当方、花粉症持ちでも鼻炎持ちではないけれども、「あーあるある」と本作を拝読しながら何とか頷いてしまった。
たとえば、「ぐしぐし」とひどい鼻風邪を引いたときに限って持参したティッシュが足りず、番長皿屋敷のごとく残りのティッシュを「いちまーい、にまーい」と数えながらヒヤヒヤする、無料やお安めのティッシュで鼻を噛み過ぎて鼻の下がガビガビ状態になる、また初めて頂き物の高級ティッシュで鼻をかんだときの衝撃と感動、イケメンがマスクしてるとその下の部分も気になって仕方がない!とか、もろもろ思い出してしまったのである。
ともかくも、「鼻ぐしぐし」が一篇の楽しくキュートな青春恋愛物語に仕上がっています。
鼻炎×ときめき。
触れ込みからして、インパクト大な本作。一見、水と油くらいに異質な両者を組み合わせた所からして凄いですが、なんと、しっかりときめけます!!!!!

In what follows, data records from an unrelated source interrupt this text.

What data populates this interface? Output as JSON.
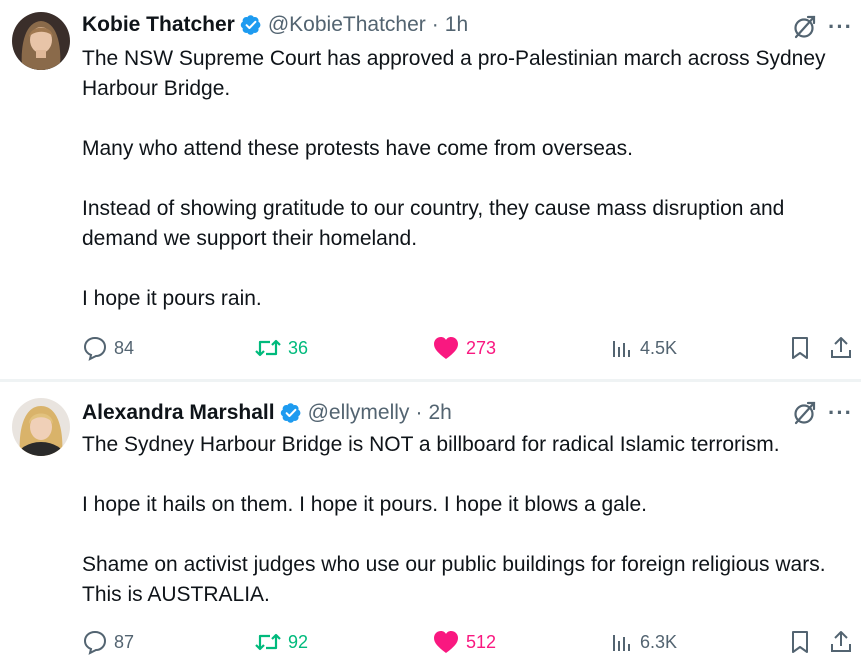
{
  "tweets": [
    {
      "author_name": "Kobie Thatcher",
      "handle": "@KobieThatcher",
      "separator": "·",
      "time": "1h",
      "paragraphs": [
        "The NSW Supreme Court has approved a pro-Palestinian march across Sydney Harbour Bridge.",
        "Many who attend these protests have come from overseas.",
        "Instead of showing gratitude to our country, they cause mass disruption and demand we support their homeland.",
        "I hope it pours rain."
      ],
      "replies": "84",
      "reposts": "36",
      "likes": "273",
      "views": "4.5K",
      "liked": true,
      "verified": true
    },
    {
      "author_name": "Alexandra Marshall",
      "handle": "@ellymelly",
      "separator": "·",
      "time": "2h",
      "paragraphs": [
        "The Sydney Harbour Bridge is NOT a billboard for radical Islamic terrorism.",
        "I hope it hails on them. I hope it pours. I hope it blows a gale.",
        "Shame on activist judges who use our public buildings for foreign religious wars. This is AUSTRALIA."
      ],
      "replies": "87",
      "reposts": "92",
      "likes": "512",
      "views": "6.3K",
      "liked": true,
      "verified": true
    }
  ],
  "icons": {
    "reply": "reply-icon",
    "repost": "repost-icon",
    "like": "heart-icon",
    "views": "views-icon",
    "bookmark": "bookmark-icon",
    "share": "share-icon",
    "grok": "grok-icon",
    "more": "more-icon",
    "verified": "verified-badge-icon"
  },
  "colors": {
    "text": "#0f1419",
    "muted": "#536471",
    "verified": "#1d9bf0",
    "repost": "#00ba7c",
    "like": "#f91880",
    "divider": "#eff3f4"
  }
}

主人公の南晴風ちゃんは鼻炎に苦しむ高校一年生。彼女を通して秀逸に語られる花粉症あるあるは、一度でも襲いくる花粉に苛まれたことのある人ならば、共感間違いなしです。今は花粉症を患っていないあなたも、将来、いつかかってしまうかわかったものではありません。本作を読むことで、鼻炎の苦しみに想像を巡らすことができることでしょう。
そして、忘れてはならないのが、本作のヒーロー風雅先輩!
紛うことなきアンニュイ系の美少年(花粉症持ち)です。私も結構重めな花粉症持ちでしたが、こんな親切で優しい先輩と出逢えるきっかけになるんだったら、花粉症に生まれてきてよかったと本気で思えそうなくらいに素敵です。
コメディパートはもちろんのこと、ラブ的な意味でもにやにやできるおいしいラブコメ短編。ぜひ、発想の勝利に驚きつつ、存分ににやけながらお読みください!